Taxis in Japan Are Using Artificial Intelligence to Predict Ride Requests

NTT Docomo's predictive technology increased business for one taxi driver by 20 percent.

Long Exposure Photography
Jiangang Wang#99287—Moment Editorial/Getty Images

On a Friday evening, it's fairly easy to guess the downtown hot spots where taxis likely are needed. But most of the time, cab drivers have little more than intuition to go on to find their next fare. That could change for cab drivers in Japan when NTT Docomo commercializes its artificial intelligence technology, which predicts where ride requests will be.

Artificial Intelligence accurately predicts demand, increases business

Using ridership data from 4,425 cabs, along with other factors such as weather and mobile phone data and locations, NTT Docomo trained its AI system to predict where localized ride demand will be in 30 minutes within a 500-square-meter area. Drivers participating in its trials used tablets that provided updated ridership data every 10 minutes, which gave drivers enough time to reposition their vehicle based on anticipated requests. 

Docomo says that its forecasts were more than 80 percent accurate 90 percent of the time, according an article in Nikkei Asian Review. One cabdriver reported that his business increased by 20 percent. Docomo may try to commercialize the technology later this year. 

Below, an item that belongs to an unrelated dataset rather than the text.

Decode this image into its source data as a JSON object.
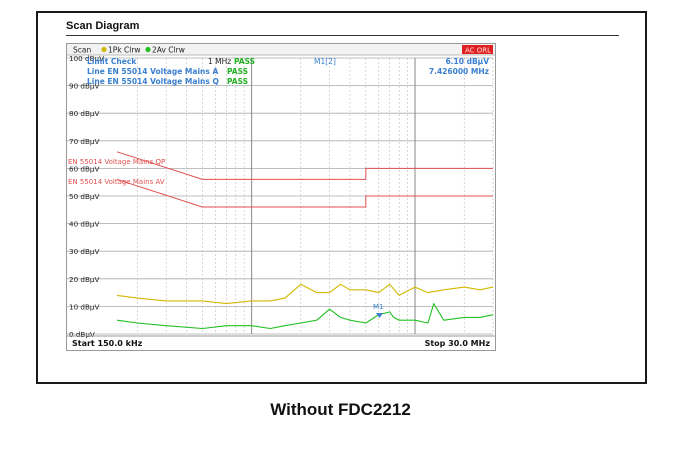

Uber also tracks user data

The Japanese wireless carrier isn't the only company mining data from mobile phones to make it easier to match drivers with riders. Last year, Uber began tracking its customers' GPS location for five minutes after rides ended, and redeveloped its application to enable it to mine users' calendars and contacts for relevant data. This information can provide hot maps of local demand, or help predict surges in ride requests.

Although many privacy advocates are concerned about personal data sharing, Uber users must voluntarily consent to provide this information, which ultimately may end up benefiting them and public. Depending on how it's used, location and event data could shorten Uber ride wait times and reduce the amount of time operators drive aimlessly around prior to picking up a fare—which could, in turn, lessen congestion and reduce tailpipe emissions.